¿Gastar o invertir en los hijos? ¿Cuál es la diferencia?

¿Gastar o invertir en los hijos? ¿Cuál es la diferencia?

 

¿Alguna vez has preguntado si estás utilizando bien el dinero familiar? Gastar e invertir son términos que están muy ligados, pero no son lo mismo, y dentro de la economía familiar estas diferencias se agrandan.

 

Por ejemplo, una televisión más grande para el salón se considera un gasto, ya que estás desembolsando una cantidad de dinero que no va a volver a tu bolsillo. Seguro que esta nueva tele se ve mejor que la antigua, pero ¿estás perdiendo la oportunidad de hacer algo más importante para tu familia en el futuro?

 

En cambio, si apuntas a tus hijos a clases de idiomas, aunque resulte un gasto importante para ti, estás invirtiendo en la educación de tus hijos para que tengan un mejor futuro laboral. O actividades extraescolares como algún deporte, que ayudan al desarrollo físico y mental.

 

Debes marcarte límites en los gastos impulsivos y tener en cuenta las metas a largo plazo que son realmente importantes para tu familia. La estabilidad financiera es lo mejor que puedes hacer por ti mismo y por tus hijos, y desde Microdinero.es te damos unos consejos para conseguirla.

 

 

Crea un fondo de emergencia

 

Es una gran ayuda si se tiene un gasto imprevisto o si el ingreso familiar disminuye por desempleo. Ese dinero estará disponible siempre que se necesite y se recomienda que pueda cubrir nueve meses de gastos indispensables.

 

 

Deshazte de las deudas

 

Pagar tus débitos como los de la tarjeta de crédito, ayudará a que gran parte del presupuesto familiar no se gaste en tantos intereses. Librarte de ellos conseguirá que seas más independiente económicamente y los ingresos se puedan destinar a ahorrar. Ocúpate primero de las deudas más grandes o, si tienes varias, plantéate reunificarlas para pagar una sola cuota con un interés menor. En nuestra página web tenemos un artículo entero dedicado a la refinanciación de deudas.

 

 

Ahorra para la jubilación

 

Contrata un plan de pensiones o un depósito (puedes usar nuestro comparador) que te permita ahorrar a largo plazo y complementar la pensión pública de la Seguridad Social. Puedes ir haciendo aportaciones mensuales o puntuales y a la hora de rescatar tu dinero, habrá aumentado gracias a los intereses.
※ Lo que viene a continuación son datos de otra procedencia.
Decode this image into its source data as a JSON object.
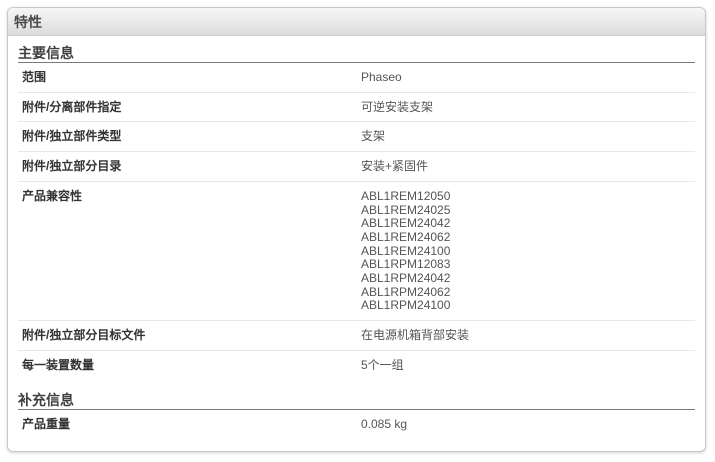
{
  "panel": {
    "title": "特性"
  },
  "main_info": {
    "title": "主要信息",
    "rows": [
      {
        "label": "范围",
        "value": "Phaseo"
      },
      {
        "label": "附件/分离部件指定",
        "value": "可逆安装支架"
      },
      {
        "label": "附件/独立部件类型",
        "value": "支架"
      },
      {
        "label": "附件/独立部分目录",
        "value": "安装+紧固件"
      }
    ],
    "compat": {
      "label": "产品兼容性",
      "values": [
        "ABL1REM12050",
        "ABL1REM24025",
        "ABL1REM24042",
        "ABL1REM24062",
        "ABL1REM24100",
        "ABL1RPM12083",
        "ABL1RPM24042",
        "ABL1RPM24062",
        "ABL1RPM24100"
      ]
    },
    "rows_after": [
      {
        "label": "附件/独立部分目标文件",
        "value": "在电源机箱背部安装"
      },
      {
        "label": "每一装置数量",
        "value": "5个一组"
      }
    ]
  },
  "supplementary_info": {
    "title": "补充信息",
    "rows": [
      {
        "label": "产品重量",
        "value": "0.085 kg"
      }
    ]
  }
}
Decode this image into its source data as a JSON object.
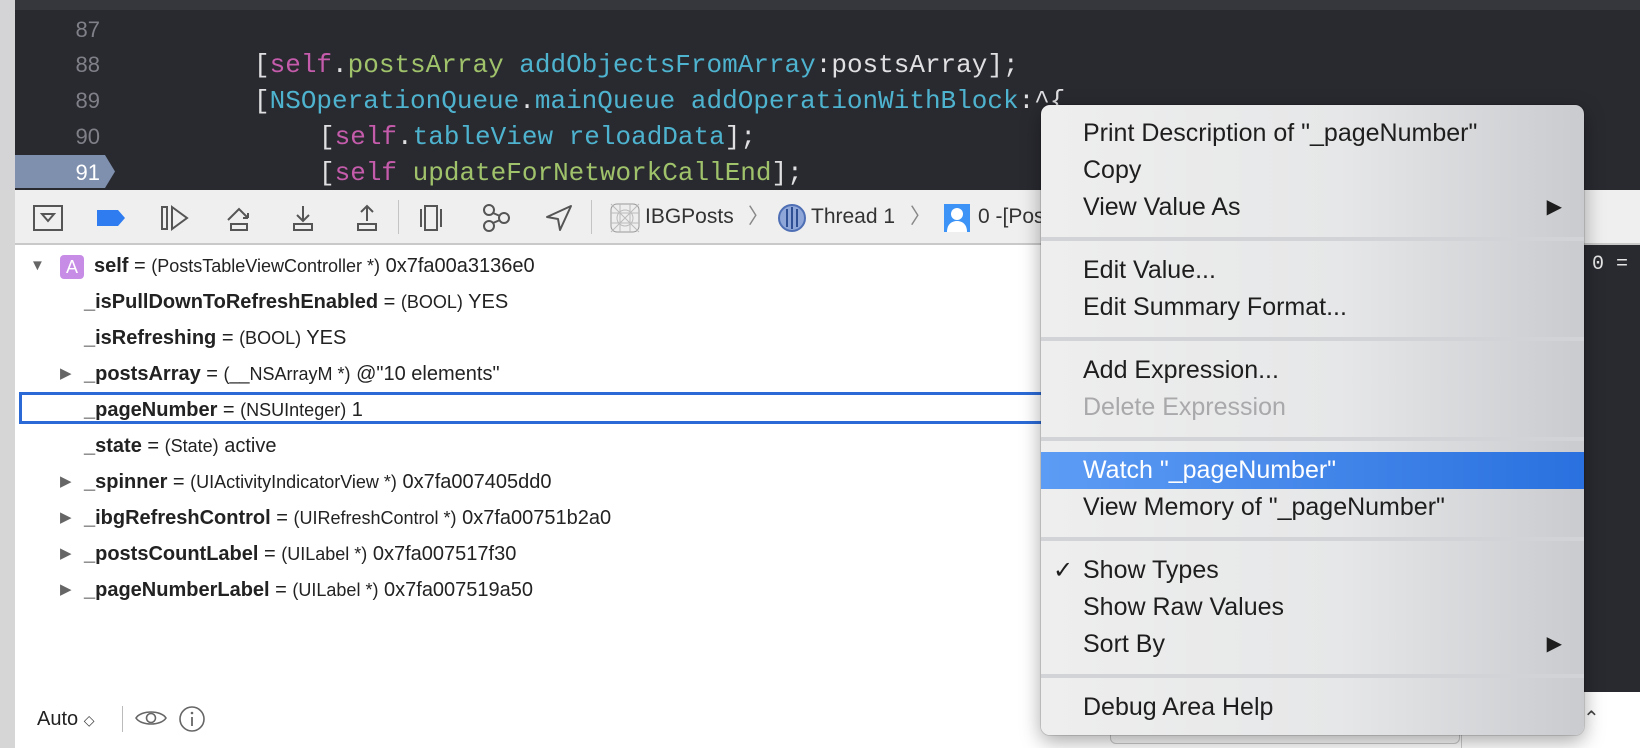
{
  "editor": {
    "lines": [
      {
        "number": "87",
        "tokens": []
      },
      {
        "number": "88",
        "tokens": [
          {
            "t": "[",
            "c": "plain"
          },
          {
            "t": "self",
            "c": "kw"
          },
          {
            "t": ".",
            "c": "plain"
          },
          {
            "t": "postsArray",
            "c": "prop"
          },
          {
            "t": " ",
            "c": "plain"
          },
          {
            "t": "addObjectsFromArray",
            "c": "meth"
          },
          {
            "t": ":postsArray];",
            "c": "plain"
          }
        ]
      },
      {
        "number": "89",
        "tokens": [
          {
            "t": "[",
            "c": "plain"
          },
          {
            "t": "NSOperationQueue",
            "c": "meth"
          },
          {
            "t": ".",
            "c": "plain"
          },
          {
            "t": "mainQueue",
            "c": "meth"
          },
          {
            "t": " ",
            "c": "plain"
          },
          {
            "t": "addOperationWithBlock",
            "c": "meth"
          },
          {
            "t": ":^{",
            "c": "plain"
          }
        ]
      },
      {
        "number": "90",
        "tokens": [
          {
            "t": "[",
            "c": "plain"
          },
          {
            "t": "self",
            "c": "kw"
          },
          {
            "t": ".",
            "c": "plain"
          },
          {
            "t": "tableView",
            "c": "meth"
          },
          {
            "t": " ",
            "c": "plain"
          },
          {
            "t": "reloadData",
            "c": "meth"
          },
          {
            "t": "];",
            "c": "plain"
          }
        ]
      },
      {
        "number": "91",
        "tokens": [
          {
            "t": "[",
            "c": "plain"
          },
          {
            "t": "self",
            "c": "kw"
          },
          {
            "t": " ",
            "c": "plain"
          },
          {
            "t": "updateForNetworkCallEnd",
            "c": "prop"
          },
          {
            "t": "];",
            "c": "plain"
          }
        ]
      }
    ],
    "current_line": "91"
  },
  "toolbar": {
    "breadcrumbs": [
      "IBGPosts",
      "Thread 1",
      "0 -[Pos"
    ]
  },
  "variables": [
    {
      "expand": true,
      "expanded": true,
      "badge": "A",
      "name": "self",
      "eq": " = ",
      "type": "(PostsTableViewController *)",
      "value": " 0x7fa00a3136e0"
    },
    {
      "expand": false,
      "name": "_isPullDownToRefreshEnabled",
      "eq": " = ",
      "type": "(BOOL)",
      "value": " YES"
    },
    {
      "expand": false,
      "name": "_isRefreshing",
      "eq": " = ",
      "type": "(BOOL)",
      "value": " YES"
    },
    {
      "expand": true,
      "name": "_postsArray",
      "eq": " = ",
      "type": "(__NSArrayM *)",
      "value": " @\"10 elements\""
    },
    {
      "expand": false,
      "name": "_pageNumber",
      "eq": " = ",
      "type": "(NSUInteger)",
      "value": " 1",
      "selected": true
    },
    {
      "expand": false,
      "name": "_state",
      "eq": " = ",
      "type": "(State)",
      "value": " active"
    },
    {
      "expand": true,
      "name": "_spinner",
      "eq": " = ",
      "type": "(UIActivityIndicatorView *)",
      "value": " 0x7fa007405dd0"
    },
    {
      "expand": true,
      "name": "_ibgRefreshControl",
      "eq": " = ",
      "type": "(UIRefreshControl *)",
      "value": " 0x7fa00751b2a0"
    },
    {
      "expand": true,
      "name": "_postsCountLabel",
      "eq": " = ",
      "type": "(UILabel *)",
      "value": " 0x7fa007517f30"
    },
    {
      "expand": true,
      "name": "_pageNumberLabel",
      "eq": " = ",
      "type": "(UILabel *)",
      "value": " 0x7fa007519a50"
    }
  ],
  "console": {
    "text": "0 ="
  },
  "bottom": {
    "mode": "Auto",
    "mode_chevron": "⌃⌄"
  },
  "context_menu": {
    "groups": [
      [
        {
          "label": "Print Description of \"_pageNumber\""
        },
        {
          "label": "Copy"
        },
        {
          "label": "View Value As",
          "submenu": true
        }
      ],
      [
        {
          "label": "Edit Value..."
        },
        {
          "label": "Edit Summary Format..."
        }
      ],
      [
        {
          "label": "Add Expression..."
        },
        {
          "label": "Delete Expression",
          "disabled": true
        }
      ],
      [
        {
          "label": "Watch \"_pageNumber\"",
          "highlighted": true
        },
        {
          "label": "View Memory of \"_pageNumber\""
        }
      ],
      [
        {
          "label": "Show Types",
          "checked": true
        },
        {
          "label": "Show Raw Values"
        },
        {
          "label": "Sort By",
          "submenu": true
        }
      ],
      [
        {
          "label": "Debug Area Help"
        }
      ]
    ]
  },
  "colors": {
    "accent": "#2b6ad6",
    "highlight": "#3a80e8",
    "editor_bg": "#292a30"
  }
}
Supone un gran alivio para tu y tus hijos llegar a esa edad sabiendo que vas a tener dinero suficiente para retirarte y ser independiente.

 

 

Empieza a pensar en la universidad

 

Desde que son pequeños, debes ir contribuyendo a las cuentas de la universidad de tus hijos. Al hacerlo desde tan temprano, evitarás apuros cuando llegue el momento de pagar las matrículas. Un fondo de inversión a largo plazo, donde te ofrezcan buenos intereses, es una gran herramienta para aumentar tu capital depositado.

 

 

Elije un buen seguro de vida

 

Desgraciadamente, las ayudas de la Seguridad Social no son suficientes. Por eso es importante que estés cubierto en caso de invalidez o fallecimiento. De esta forma, tu familia y tu mismo estaréis protegidos por si ocurriese alguna tragedia. La franja de edad recomendable para contratarlo es entre los 30 y 50 años, ya que es cuando tenemos más cargas económicas y financieras.

 

Una vez tengas todos estos cabos bien atados y estés seguro de la solidez financiera familiar, podrás comenzar a pensar en los gastos impulsivos, como un viaje o renovar el armario. Para que salga adelante tu plan, será necesario que todos los miembros de la familia colaboren y ayuden en casa. Establecer un presupuesto familiar y fijar unas metas a largo plazo juntos os mantendrá encaminados y más unidos.